2007 GSA Denver Annual Meeting (28–31 October 2007)

Paper No. 10
Presentation Time: 10:45 AM


MARION, Cassandra, SYLVESTER, Paul and LEITCH, Alison, Earth Sciences, Memorial University, 300 Prince Philip Drive, St Johns, NF A1B3X5, Canada, s63clm@mun.ca

Mistastin Lake crater of northern Labrador is a 28-km wide near-circular structure formed by a meteorite impact 35-40 million years ago. The impact stratigraphy consists of underlying fractured and shock metamorphosed targets rocks, monomict to polymict impact breccias intermittently overlain by the impact melt sheet. The target rocks from which the impact melt was produced consist principally of anorthosite and mangerite (hypersthene monzonite). Mistastin may be the only terrestrial impact in which anorthositic rocks make up a majority of the target, and therefore it may be the best terrestrial analog for lunar impact melt formation.

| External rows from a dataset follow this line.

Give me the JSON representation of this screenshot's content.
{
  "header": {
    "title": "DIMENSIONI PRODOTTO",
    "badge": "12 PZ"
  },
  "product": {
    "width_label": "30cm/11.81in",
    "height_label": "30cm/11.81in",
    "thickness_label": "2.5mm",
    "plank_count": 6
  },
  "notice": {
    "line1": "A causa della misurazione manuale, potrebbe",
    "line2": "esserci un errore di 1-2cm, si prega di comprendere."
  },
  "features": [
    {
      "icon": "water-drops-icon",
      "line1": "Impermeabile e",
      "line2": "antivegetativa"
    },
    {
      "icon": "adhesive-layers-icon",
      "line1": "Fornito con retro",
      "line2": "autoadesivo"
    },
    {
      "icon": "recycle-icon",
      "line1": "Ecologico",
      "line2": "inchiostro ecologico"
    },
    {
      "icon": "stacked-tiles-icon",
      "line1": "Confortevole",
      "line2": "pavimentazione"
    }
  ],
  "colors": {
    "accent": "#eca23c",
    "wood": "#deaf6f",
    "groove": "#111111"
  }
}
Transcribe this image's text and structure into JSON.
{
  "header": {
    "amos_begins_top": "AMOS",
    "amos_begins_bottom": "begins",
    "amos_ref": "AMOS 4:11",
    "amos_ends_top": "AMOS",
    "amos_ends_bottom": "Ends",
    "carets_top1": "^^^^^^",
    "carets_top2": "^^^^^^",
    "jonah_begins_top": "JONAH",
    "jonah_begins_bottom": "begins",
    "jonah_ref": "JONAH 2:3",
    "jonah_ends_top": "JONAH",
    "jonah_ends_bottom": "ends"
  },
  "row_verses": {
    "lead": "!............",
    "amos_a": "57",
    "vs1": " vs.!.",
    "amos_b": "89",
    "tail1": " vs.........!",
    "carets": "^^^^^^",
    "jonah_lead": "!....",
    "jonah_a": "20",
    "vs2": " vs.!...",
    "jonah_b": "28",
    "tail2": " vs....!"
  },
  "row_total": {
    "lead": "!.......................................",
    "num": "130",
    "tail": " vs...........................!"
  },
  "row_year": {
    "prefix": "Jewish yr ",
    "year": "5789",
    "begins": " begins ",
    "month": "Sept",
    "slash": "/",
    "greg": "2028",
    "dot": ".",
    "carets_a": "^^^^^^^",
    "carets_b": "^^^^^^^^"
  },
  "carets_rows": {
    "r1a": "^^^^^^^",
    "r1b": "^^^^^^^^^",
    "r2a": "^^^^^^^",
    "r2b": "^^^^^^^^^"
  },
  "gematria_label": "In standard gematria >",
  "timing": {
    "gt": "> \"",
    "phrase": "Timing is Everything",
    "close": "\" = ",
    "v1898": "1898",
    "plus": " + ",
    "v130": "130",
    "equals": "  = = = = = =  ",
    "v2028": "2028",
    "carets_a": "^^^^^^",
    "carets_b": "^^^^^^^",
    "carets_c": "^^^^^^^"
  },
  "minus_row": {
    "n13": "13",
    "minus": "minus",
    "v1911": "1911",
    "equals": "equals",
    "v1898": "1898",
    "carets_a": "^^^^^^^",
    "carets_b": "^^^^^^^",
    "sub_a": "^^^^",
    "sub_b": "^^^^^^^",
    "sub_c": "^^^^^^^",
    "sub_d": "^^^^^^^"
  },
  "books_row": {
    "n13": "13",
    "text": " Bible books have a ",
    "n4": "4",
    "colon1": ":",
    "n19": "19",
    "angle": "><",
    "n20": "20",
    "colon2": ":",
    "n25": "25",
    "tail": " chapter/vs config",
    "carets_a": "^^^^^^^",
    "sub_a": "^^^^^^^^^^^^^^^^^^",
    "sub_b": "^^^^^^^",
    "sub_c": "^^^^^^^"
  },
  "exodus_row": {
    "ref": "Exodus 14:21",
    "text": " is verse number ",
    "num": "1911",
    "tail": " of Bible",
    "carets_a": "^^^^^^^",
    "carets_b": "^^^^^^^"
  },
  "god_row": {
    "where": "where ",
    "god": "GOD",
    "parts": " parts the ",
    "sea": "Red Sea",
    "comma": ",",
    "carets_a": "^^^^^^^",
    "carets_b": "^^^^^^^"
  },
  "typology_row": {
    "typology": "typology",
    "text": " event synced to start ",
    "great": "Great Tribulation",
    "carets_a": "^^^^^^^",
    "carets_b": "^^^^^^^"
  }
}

The impact melt sheet crops out irregularly around the shore of the western two thirds of Mistastin Lake and at one location on the western shore of Horseshoe Island, the central uplift of the crater. The preserved thickness of the melt rock units varies significantly with location, and appears to be inversely related to the size and abundance of vesicles contained in the melt rock. Along the north side of the lake, at Steep Creek, the exposed melt sheet is about 6 m thick, though it may be much thicker as the base is not exposed; it has mm-scale spherical vesicles. At Cote Creek, further west, the basal contact of an 18 m thick melt sheet with abundant mm- to cm-scale spherical vesicles is exposed. A particularly distinctive butte on the west side of the lake, known as Discovery Hill, displays the thickest outcrop of the melt sheet, roughly 80 meters, with two tiers of columnar joints. This fraction of the melt contains few vesicles, with widths that never exceed 2 mm. A ridge just south of Discovery Hill consists of poorly vesiculated melt, 25 meter thick. Several dispersed melt outcrops are located all along the southern shore of the lake; these outcrops are never more than 1 meter thick and contain large elongated vesicles up to 25 cm in diameter. These rocks resemble pumice. Because the vesicle-rich melt rocks must have cooled more quickly than the more massive melt rocks, their predominance in thin melt unit outcrops at Mistastin suggests that the preserved melt sheet variations are primary features of the impact rather than the result of differential erosion by glaciers. Thicker parts of the Mistastin melt sheet such as at Discovery Hill may have formed by channelling of flow along preferred conduit pathways.